Mark Bradford

“Your work brought the social into the studio – brought the world into the studio. And that brought your work into the world,” said Hans Ulrich Obrist, the Artistic Director of London’s Serpentine Galleries, opening the Artist Talk with Mark Bradford at the Hammer Museum in LA. The American artist was discussing the evolution of his practice which, since its genesis, has been intricately linked to local communities and social issues.

From the very beginning of his career as an artist, Bradford’s work reflected the society in which it was made. Graduating from California Institute of the Arts in 1997, he spent three days a week working as a hairdresser while trying to establish a studio practice. The job paid $100 a day – a far cry from the $200,000 he estimated he owed in school fees. “There was no backing, no gallery,” he recalled. Though he recognized he “needed to make mistakes” to grow, finding inexpensive materials proved challenging. That barrier, however, sparked an “epiphany”: instead of paint, he created art from the city around him, working with cheap paper, bed sheets and low-cost materials from the beauty store that supplied the hair salon.

It was partly through these materials that Bradford’s work came to address social issues. “What made sense to me,” he recalled, “was turning my gaze outward and bringing in things from my environment that were potent. I would bring things into my studio that had an urgency and some pain but, in grappling with them, I would find something beautiful.” Throughout his career, he has collected and repurposed “Merchant Posters” – brightly colored adverts for debt relief, food assistance, and foreclosure prevention that target the lower income residents in cities throughout the United States. He cited Oscar van Young as an early influence – an artist whose work he encountered exploring free museums in the dead hours before nightclub openings. Young, he commented, “never separated politics from the world.”

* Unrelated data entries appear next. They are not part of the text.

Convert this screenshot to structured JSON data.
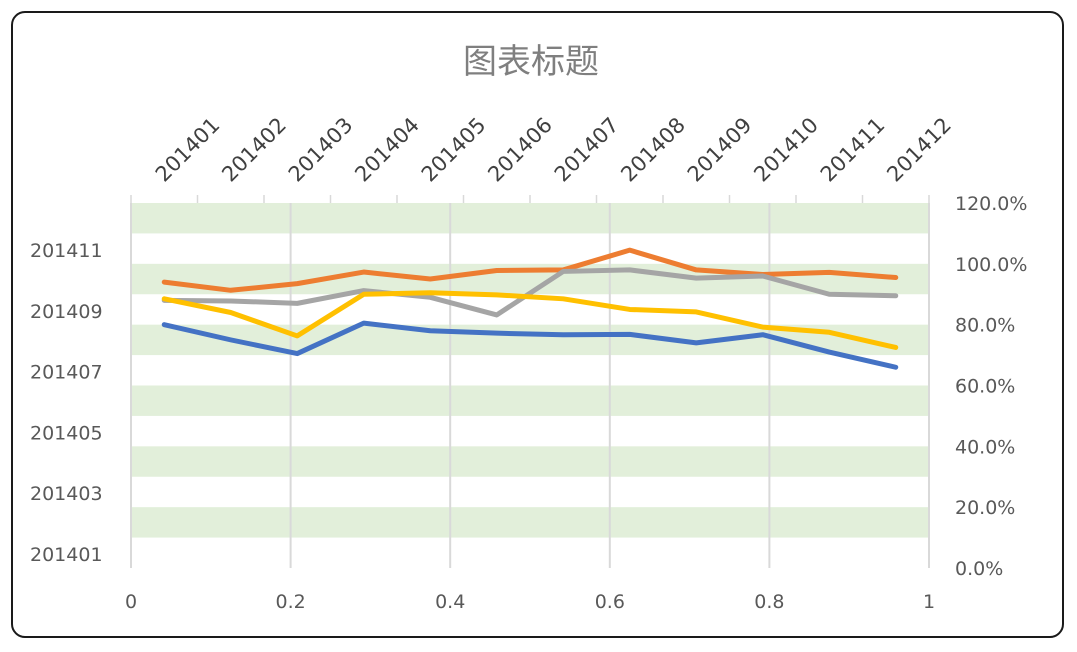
{
  "chart_data": {
    "type": "line",
    "title": "图表标题",
    "x_bottom": {
      "range": [
        0,
        1
      ],
      "ticks": [
        "0",
        "0.2",
        "0.4",
        "0.6",
        "0.8",
        "1"
      ]
    },
    "x_top": {
      "ticks": [
        "201401",
        "201402",
        "201403",
        "201404",
        "201405",
        "201406",
        "201407",
        "201408",
        "201409",
        "201410",
        "201411",
        "201412"
      ]
    },
    "y_left": {
      "ticks": [
        "201401",
        "201403",
        "201405",
        "201407",
        "201409",
        "201411"
      ]
    },
    "y_right": {
      "range": [
        0,
        1.2
      ],
      "ticks": [
        "0.0%",
        "20.0%",
        "40.0%",
        "60.0%",
        "80.0%",
        "100.0%",
        "120.0%"
      ]
    },
    "categories": [
      "201401",
      "201402",
      "201403",
      "201404",
      "201405",
      "201406",
      "201407",
      "201408",
      "201409",
      "201410",
      "201411",
      "201412"
    ],
    "grid": "alternating horizontal bands",
    "band_color": "#e2efda",
    "series": [
      {
        "color": "#4472c4",
        "values": [
          0.8,
          0.75,
          0.705,
          0.805,
          0.78,
          0.772,
          0.767,
          0.768,
          0.74,
          0.767,
          0.71,
          0.66
        ]
      },
      {
        "color": "#ed7d31",
        "values": [
          0.94,
          0.913,
          0.935,
          0.973,
          0.95,
          0.978,
          0.98,
          1.045,
          0.98,
          0.965,
          0.972,
          0.955
        ]
      },
      {
        "color": "#a5a5a5",
        "values": [
          0.88,
          0.878,
          0.87,
          0.912,
          0.89,
          0.832,
          0.975,
          0.98,
          0.953,
          0.96,
          0.9,
          0.895
        ]
      },
      {
        "color": "#ffc000",
        "values": [
          0.885,
          0.84,
          0.763,
          0.9,
          0.905,
          0.898,
          0.885,
          0.85,
          0.842,
          0.792,
          0.775,
          0.725
        ]
      }
    ]
  }
}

As Bradford has risen to fame in the art world – representing the US at the 2017 Venice Biennale, and exhibiting in major museums – he has remained acutely aware of social issues. “To be honest with you,” he told Obrist, “I think that I never fully left society […] I can be Mark Bradford in the art world, but as soon as I step outside the art world, I’m a black man, and everything that goes with that – good and bad.” He is conscious that “the black body is always political.” It is in response to this, partly, that he has sought to collaborate with the education departments of museums that show his work, seeking meaningful opportunities to engage with audiences that might not otherwise choose to visit art spaces – even if that means being open to critique.

It was Bradford’s desire to take art into communities that led him to establish Art + Practice in 2013, working with philanthropist Eileen Harris Norton and activist Allan DiCastro. Based in California’s Leimert Park neighborhood, the organization encourages engagement with the arts, providing free access to museum-curated contemporary art, and supporting the needs of local foster youth. “We [museums and artists] don’t have to always ask people to come to us,” said Bradford, who ensured that the building felt “embedded” in the neighborhood. While many of the young people Art + Practice supports may go on to work in the arts, Bradford’s primary focus is to provide “emotional, psychological, and scholarly scaffolding.”

So what does the future hold for Bradford? In addition to exploring publishing, the artist admitted he “would like to get more involved in contemporary arts education and creating more access for people who cannot afford Ivy League Schools.” Existing projects, he hopes, will continue to reap rewards. In addition to Art + Practice, Bradford has been supporting ‘Process Collectivo’ – an ongoing, six-year project that aims to increase employment opportunities within prisons and the city of Venice, launched when he exhibited at the Biennale in 2017. The collaboration, he said, has been “amazing” – and is nearly self-sustaining. It is art’s potential to give back that drives Bradford. He and Obrist agreed: “the 21st century should be about generosity.” 

Mark Bradford spoke to Hans Ulrich Obrist at the Hammer Museum in Los Angeles as part of the Artist Talks series co-hosted by Fondation Beyeler and UBS. Artist Talks is a program organized by the Fondation Beyeler and UBS in which internationally renowned contemporary artists speak about their work. The talks have an open, dynamic format and range from traditional artist’s talks to moderated conversations between artists and prominent figures from the art world. The Artist Talks are held at the Fondation Beyeler in Riehen/Basel and at other art institutions in Europe, Asia, Latin America and the USA.